Hari’s book lays it out very clearly.  Money is high on the list.  We fund too many of the wrong people at too high a level for them to be easily weaned from the teat.  Foreign policy is also tied to this, especially in these days of international terrorism which has a strong drug component.  But the factor that ties this in to Jerry A. Coyne’s book is the one Hari covers only glancingly.

Belief.

It is easier to rely on what we have always believed than to look at evidence that requires us to change our mind.

Many aspects of our lives are covered by this observation, but where problems arise are those with political and social ramifications.  The persistent beliefs about the poor, about minorities, about people with different beliefs, even when evidence is provided which significantly challenges such beliefs and suggests strongly that not only are they wrong but that we would be better off discarding them, we cling to them.

Hence my conflation of these two books and the suggestion that they share a common idea.

Not that I argue that all beliefs are wrong.  What is wrong is the intractable nature of unquestioned belief.  The only reason the drug war continues is that it has considerable popular support and the only reason it has that is that many people cannot bring themselves to change their minds about it in the face of not only evidence but what we euphemistically call common sense.

But that can be said of so many things which directly and indirectly impact our lives.

Perhaps it is a stretch and perhaps I argue out of my own biases, but it seems to me the most valuable tool we can have in our intellectual toolbox is the ability to say “well, I believe that but I might be wrong.”  Faith cannot maintain, however, among people who are able to say that and apply it to anything and everything.  Science is built on exactly that principle—all knowledge is conditional—but belief, as exemplified by religion, thrives by the absence of that principle.  It says some knowledge is absolute, not to be questioned.

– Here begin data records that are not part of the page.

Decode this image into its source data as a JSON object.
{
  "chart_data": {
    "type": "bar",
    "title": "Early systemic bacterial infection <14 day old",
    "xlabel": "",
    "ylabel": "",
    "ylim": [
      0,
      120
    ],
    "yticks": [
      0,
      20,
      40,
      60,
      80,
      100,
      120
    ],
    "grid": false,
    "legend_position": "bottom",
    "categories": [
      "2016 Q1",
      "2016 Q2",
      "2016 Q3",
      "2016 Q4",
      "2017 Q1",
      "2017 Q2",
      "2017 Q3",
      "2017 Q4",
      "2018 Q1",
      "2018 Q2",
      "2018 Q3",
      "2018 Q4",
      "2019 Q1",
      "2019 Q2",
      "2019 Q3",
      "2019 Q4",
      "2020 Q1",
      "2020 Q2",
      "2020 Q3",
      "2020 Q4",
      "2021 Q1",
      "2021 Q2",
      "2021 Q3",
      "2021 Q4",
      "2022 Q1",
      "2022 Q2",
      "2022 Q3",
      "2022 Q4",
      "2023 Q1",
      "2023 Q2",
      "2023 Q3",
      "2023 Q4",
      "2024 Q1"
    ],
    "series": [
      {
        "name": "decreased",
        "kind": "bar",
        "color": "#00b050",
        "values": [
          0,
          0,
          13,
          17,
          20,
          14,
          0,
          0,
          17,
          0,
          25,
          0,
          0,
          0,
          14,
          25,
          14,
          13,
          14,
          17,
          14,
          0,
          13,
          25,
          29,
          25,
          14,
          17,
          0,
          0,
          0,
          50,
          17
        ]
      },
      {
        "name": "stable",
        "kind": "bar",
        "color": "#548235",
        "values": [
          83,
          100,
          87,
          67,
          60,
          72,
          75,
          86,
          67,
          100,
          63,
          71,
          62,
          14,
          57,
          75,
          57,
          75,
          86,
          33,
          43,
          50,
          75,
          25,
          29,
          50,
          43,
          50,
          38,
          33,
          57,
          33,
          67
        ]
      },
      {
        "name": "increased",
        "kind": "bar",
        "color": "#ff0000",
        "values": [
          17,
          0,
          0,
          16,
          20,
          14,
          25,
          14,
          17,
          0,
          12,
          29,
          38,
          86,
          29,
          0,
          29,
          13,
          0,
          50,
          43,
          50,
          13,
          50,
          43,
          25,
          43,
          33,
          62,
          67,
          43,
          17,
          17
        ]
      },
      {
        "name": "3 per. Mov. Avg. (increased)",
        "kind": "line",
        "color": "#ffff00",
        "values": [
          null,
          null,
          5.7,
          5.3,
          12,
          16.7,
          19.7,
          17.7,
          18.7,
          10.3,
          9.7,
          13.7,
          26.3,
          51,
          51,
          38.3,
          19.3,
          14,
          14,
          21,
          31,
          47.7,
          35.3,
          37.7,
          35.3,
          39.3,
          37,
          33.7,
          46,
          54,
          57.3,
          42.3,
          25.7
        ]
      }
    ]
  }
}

In the contemplation of matters of theological concern, this perhaps offers consolation, comfort, a certain utility, to be sure.  But it is easy for unquestioning acceptance of arguments from authority to become habit and then apply it to anything that our prejudices suggest we may wish to avoid examining.  Drug addiction is an unfortunate affliction and it may be uncomfortable for people to see it for what it is—a disease, like alcoholism.  That discomfort makes room for assertions from authority offered by people who claim to be working on our behalf.  Our unwillingness to ask evidentiary questions is a cozy environment for demagogues and despots.

When you ask “What does this have to do with me?” you might be surprised at the consequences of avoidance and the price of unquestioning trust.  Why should we learn science and how to apply the discipline of examining evidence?  So we don’t hurt ourselves out of the easy habit of belief.